By Jennifer Nickel 06/09/2011

Ban Ki-moon, Secretary-General of the United Nations, was very popular at the University of Auckland today.

Multiple lecture theatres were packed to the brim with people excited to watch his speech titled ‘New Zealand and the world: Sustainability and security in a time of global transition’.

He is in Auckland to attend the Pacific Islands Forum, after visiting the Solomon Islands and Kiribati as part of a ‘Pacific’ round-trip.  The previous UN Secretary-General, Kofi Annan, visited New Zealand back in 2000.

I am particularly encouraged to hear that this man, who intricately understands the pressures facing the world and is so committed to spreading the urgent message of action and unity required to mitigate and adapt to climate change, is going to be in discussions with New Zealand Government leaders (e.g. there is a one-on-one meeting scheduled with John Key this afternoon!). 

Apparently on September 21st he intends to call upon all international leaders to make sustainable development a TOP priority.  Fingers crossed that his presence in New Zealand might strike a chord.

His speech today focussed on the two big challenges (or priorities) that he is most interested in: security (i.e. current and future upheavals) and sustainability (i.e. addressing climate change and resource use). 

He communicated a sense of urgency [I try my best to quote]: ‘Climate change is not a thing in the future, it is about today.  Science has made it very clear that climate change is happening, and happening much faster than expected … I have seen it.  I have visited places where the negative impacts are visible today … and my visits have strengthened my vision … climate change is a threat to humanity and a threat to peace and security’.

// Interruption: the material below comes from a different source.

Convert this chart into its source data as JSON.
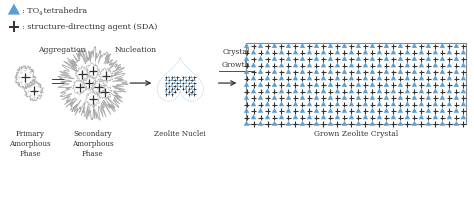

He went on to say that this news may be sombre and shouldn’t be sugar-coated, especially for young people, because there are solutions (and just like our problems these are often well interconnected).  He says that whilst he may be a leader today it is the young people that will be the leaders tomorrow who will have to be prepared to take on all these burdens… and he acknowledges that it is his job (his responsibility) to leave as few burdens as possible. 

Some of his closing remarks included: ‘Young people are the most important force to hold today’s leaders to account … speak up for your future … you have the right to ask for a better world … you can count on me, but I need your engagement and your support … everyone has to do their part’. 

Coming away from this (my closest ever contact with anything UN related) I am greatful to the UN’s role in giving  hope and encouragement to others to build courage for action.